İLKADIM'DAN - Yaşayanlara da Vefa
Kıymetli Okuyucu;
İlkadım dergisi 358. sayısında Vefa imtihanının tam ortasından sizlere sesleniyor. Vefa melekesi için teşbihte bulunmamız gerekirse onu bir yokuşa benzetebiliriz. Görmesi, bahsetmesi, anlamaya çalışması, tarifi oldukça kolay bir yokuş… Ancak tırmanmaya niyet etmesi ve hakkını vermesi herkese nasip olmayacak kadar zahmetli bir yokuş.

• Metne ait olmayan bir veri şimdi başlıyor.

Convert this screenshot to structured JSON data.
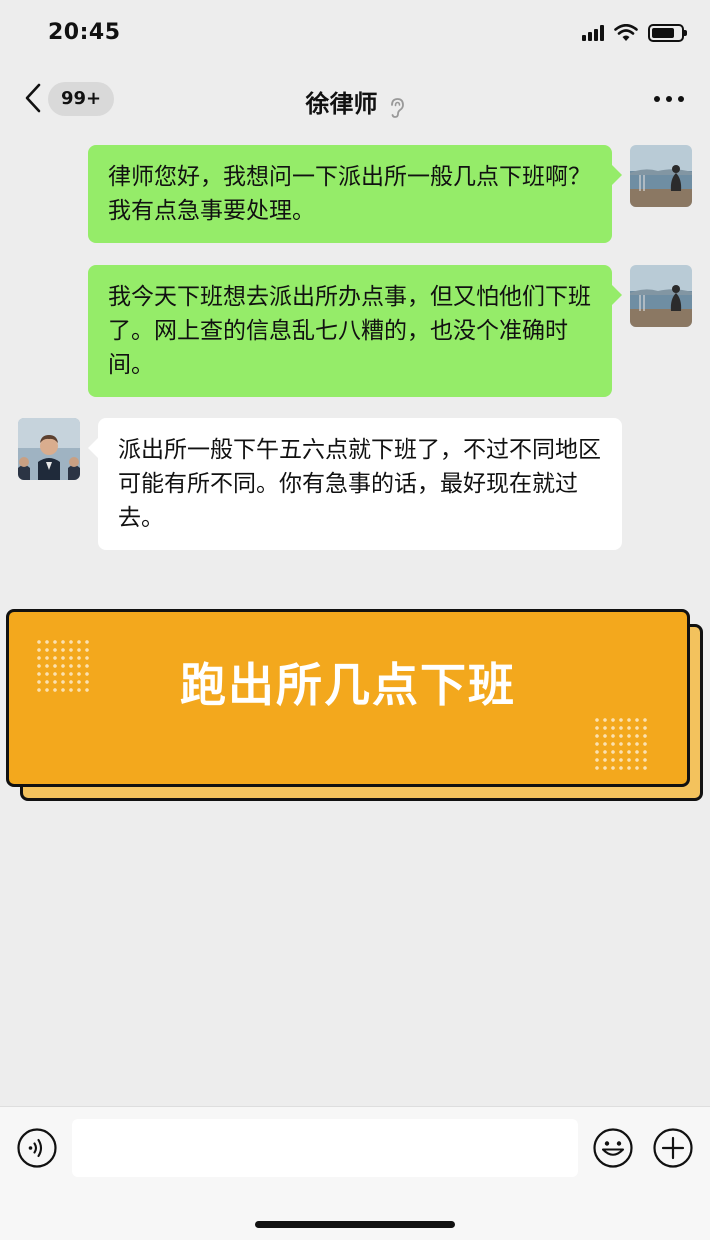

Kısa ya da uzun süreli olsun bütün tanışıklıklar, dolaylı veya doğrudan olsun her münasebet kendi içinde bir vefa barındırır. İnsanın olduğu her yerde bulunan vefa, insanların bir araya gelip ayrıldıktan, dağıldıktan, görev yerlerine veya iş başına döndükten sonra meşru kaideler çerçevesinde gözetmesi gereken bir hatır davasıdır.
İlkokul arkadaşlarınızdan tutun da lise ve üniversitede, iş hayatında, apartman içerisinde yan, karşı, alt-üst komşularla yaşanmaya devam eden hayat, bütün bu alanlarda birlikte bulunmuş olan ve bulunmaya da devam eden insanlara yine aynı ödevi verir: Vefa.
Bir fincan kahvenin kırk yıl hatırı olabilir ama kahveyi ısmarlayana, ikram edene karşı ödenmesi gereken ücretin adı yine vefadır. Üstelik vefa öyle tek seferde ödenmesi gereken, birkaç saniyelik işlemle üstesinden gelinen bir borç değildir.
***
İlkadım dergisi, süreli bir yayının ötesinde değerlendirildiğinde karşınıza bir camia çıkar. Bu camianın içerisinde saymakla bitirmeye kalktığınızda yorulacağınız kadar çok isim vardır. Bu isimlerin hatırı sayılır bir kısmı vefat etmiştir, Fatiha ve dualarla anılır. Büyük bir kısmı ise yaşamaya ve mücadeleye etmektedir.
İlkadım dergisinin, bağrından çıktığı camiaya ve sayfalarında misafir ettiği yüzlerce yazara karşı vefa da dâhil olmak üzere gözetmesi gereken hasletler vardır.
Mayıs 2018 sayımızda bu hasletlerden sadece biri olan Vefa konusunu işlediğimiz kapak yazıları okuyacaksınız. O yazılarda karşınıza; Zeki Soyak, Osman Bağcı, Ahmet Ağmanvermez, İlhami Nalçacıoğlu, Murat Kitapçı, Şerafettin Kılıç, Atıf Bilgili, Mustafa Çakır, Mehmet Satılmış, Zeki Ateş, Mustafa Altınsoy, Derviş Ergen, Erol Berk, Mustafa Köse, Hüseyin Çetinkaya gibi birbirinden emektar ve fedakâr isim çıkacak.
Zikredilen isimleri yakînen veya gıyaben de olsa tanıyan, bilenler ilgili yazıları, bahisleri okurken duygulanacak. Bazımız da o vefalı yazılar sayesinde bu isimleri ilk kez duymuş, tanımış olacağız.
Ancak bizzat veya gıyaben de olsa tanıdığımız bu isimlerin ardından hepimizin yapacağı ortak ve salih amel bir Fatiha okumak olacak.
Aramızdan ayrılan merhum isimleri, güzel hasletleri ile örnek olarak gösterip anarak tabiri caizse yaşatmaya devam ederken, hala aramızda olan isimlerin de hatırını gözeterek onların kıymetini bilmeye çalışacağız.
Vefanın yaşayanlara karşı da ödenebilen bir borç, yaşatılması gereken bir meleke olduğunu unutmayacağız.